In geometric decomposition, they mention recursive data structures as good candidates for recursive algorithms and then mention arrays as good candidates for geometric decomposition. Arrays are recursive data structures, though, and have been used as examples in almost every one of the recursive algorithm patters, e.g. quicksort. I think the authors need to give more context to when arrays are good candidates for being geometrically decomposed as opposed to recursively processed...which they seem to do in the next paragraph. According to the authors, recursive algorithms are fine when the range of data that you're dealing with doesn't need to know about any of the other data in the structure. When there is some locality, though, then geometric decomposition is the way to go.
It's interesting to note in the multidimensional array examples that the surface area resulting from the data decomposition is important to consider. Since each block of data may need to communicate with adjacent blocks, the more surface area there is, the more communication is necessary. A similar idea can likely be extended to most data structures. In graphs, for example, you can consider the number of outgoing edges or the cut size from a section of the graph. There is a graph partitioning paper coming up, so hopefully that's yet another layer deep and not something parallel to this. Otherwise, I think I'm missing the point of this paper.
Another novel idea is to duplicate the neighbors of cells on the boundary of a chunk. In certain scenarios, the overhead incurred by duplicating data can make up for the fact that chunks should not need to communicate with each other. However, this only seems practical to me if the cells on the boundary only need the initial values of their duplicated neighbors. If they need the mostly updated data from their neighbors, then I don't see how this eases the communication burden. Also, if each border chunk has access to all the needed information when the process begins, then I think it is a data parallelism and not geometric decomposition situation.

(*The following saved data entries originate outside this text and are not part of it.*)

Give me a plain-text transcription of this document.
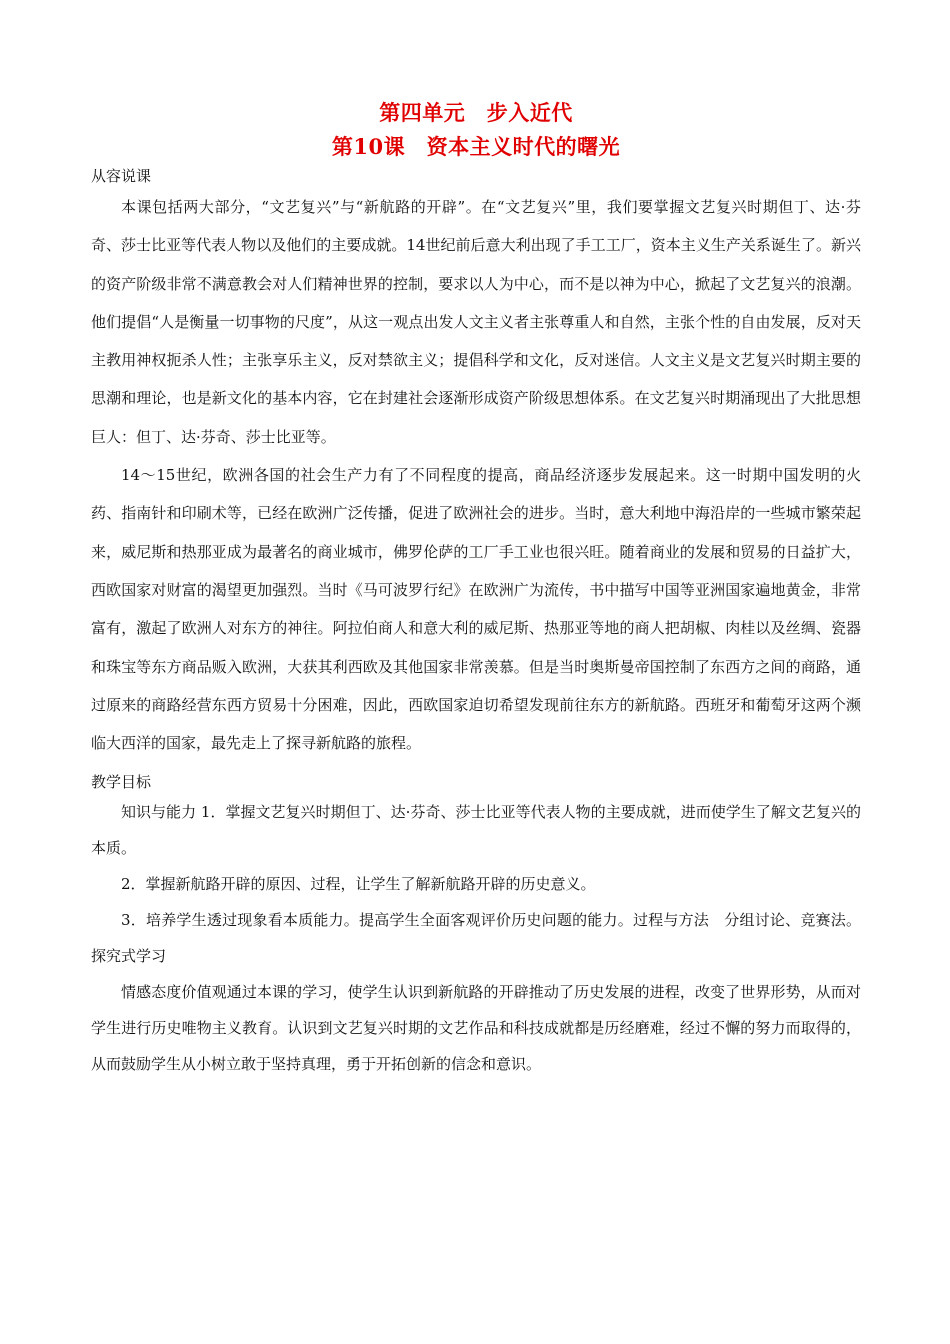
第四单元　步入近代
第10课　资本主义时代的曙光

从容说课

本课包括两大部分，“文艺复兴”与“新航路的开辟”。在“文艺复兴”里，我们要掌握文艺复兴时期但丁、达·芬奇、莎士比亚等代表人物以及他们的主要成就。14世纪前后意大利出现了手工工厂，资本主义生产关系诞生了。新兴的资产阶级非常不满意教会对人们精神世界的控制，要求以人为中心，而不是以神为中心，掀起了文艺复兴的浪潮。他们提倡“人是衡量一切事物的尺度”，从这一观点出发人文主义者主张尊重人和自然，主张个性的自由发展，反对天主教用神权扼杀人性；主张享乐主义，反对禁欲主义；提倡科学和文化，反对迷信。人文主义是文艺复兴时期主要的思潮和理论，也是新文化的基本内容，它在封建社会逐渐形成资产阶级思想体系。在文艺复兴时期涌现出了大批思想巨人：但丁、达·芬奇、莎士比亚等。

14～15世纪，欧洲各国的社会生产力有了不同程度的提高，商品经济逐步发展起来。这一时期中国发明的火药、指南针和印刷术等，已经在欧洲广泛传播，促进了欧洲社会的进步。当时，意大利地中海沿岸的一些城市繁荣起来，威尼斯和热那亚成为最著名的商业城市，佛罗伦萨的工厂手工业也很兴旺。随着商业的发展和贸易的日益扩大，西欧国家对财富的渴望更加强烈。当时《马可波罗行纪》在欧洲广为流传，书中描写中国等亚洲国家遍地黄金，非常富有，激起了欧洲人对东方的神往。阿拉伯商人和意大利的威尼斯、热那亚等地的商人把胡椒、肉桂以及丝绸、瓷器和珠宝等东方商品贩入欧洲，大获其利西欧及其他国家非常羡慕。但是当时奥斯曼帝国控制了东西方之间的商路，通过原来的商路经营东西方贸易十分困难，因此，西欧国家迫切希望发现前往东方的新航路。西班牙和葡萄牙这两个濒临大西洋的国家，最先走上了探寻新航路的旅程。

教学目标

知识与能力 1．掌握文艺复兴时期但丁、达·芬奇、莎士比亚等代表人物的主要成就，进而使学生了解文艺复兴的本质。

2．掌握新航路开辟的原因、过程，让学生了解新航路开辟的历史意义。

3．培养学生透过现象看本质能力。提高学生全面客观评价历史问题的能力。过程与方法　分组讨论、竞赛法。探究式学习

情感态度价值观通过本课的学习，使学生认识到新航路的开辟推动了历史发展的进程，改变了世界形势，从而对学生进行历史唯物主义教育。认识到文艺复兴时期的文艺作品和科技成就都是历经磨难，经过不懈的努力而取得的，从而鼓励学生从小树立敢于坚持真理，勇于开拓创新的信念和意识。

Load balancing can become a problem if the data is not evenly distributed amongst the chunks of the data structure or if the processing causes the distribution to become uneven. The solution presented here, which makes sense to me, is to create many more chunks than UEs so no UE is likely to sit idle while another has a significant amount of processing to do.
It seems strange that the pipeline paper only differentiates itself (in the authors' words) from the pipes and filters pattern, which we've already read twice, simply by explicitly addressing parallelism. I think to avoid confusion, this should be made as a section of the pipes and filters pattern. Given that, it takes a while before this paper adds anything new to the two that we've already covered
Since each stage can typically only process one piece of data at a time, the more stages there are, the more operations can be performed in parallel. However, each stage comes at the cost of increasing communication overhead and latency. In order to make optimal use of the resources available at each stage, they should all require roughly the same amount of work so quicker stages don't leave resources idle for long while waiting for the longer ones to finish. This later point (and perhaps the former, too) was made in the previous treatments of this topic, though.
Is this even worth discussing? The entire treatment of the topic was only three sentences.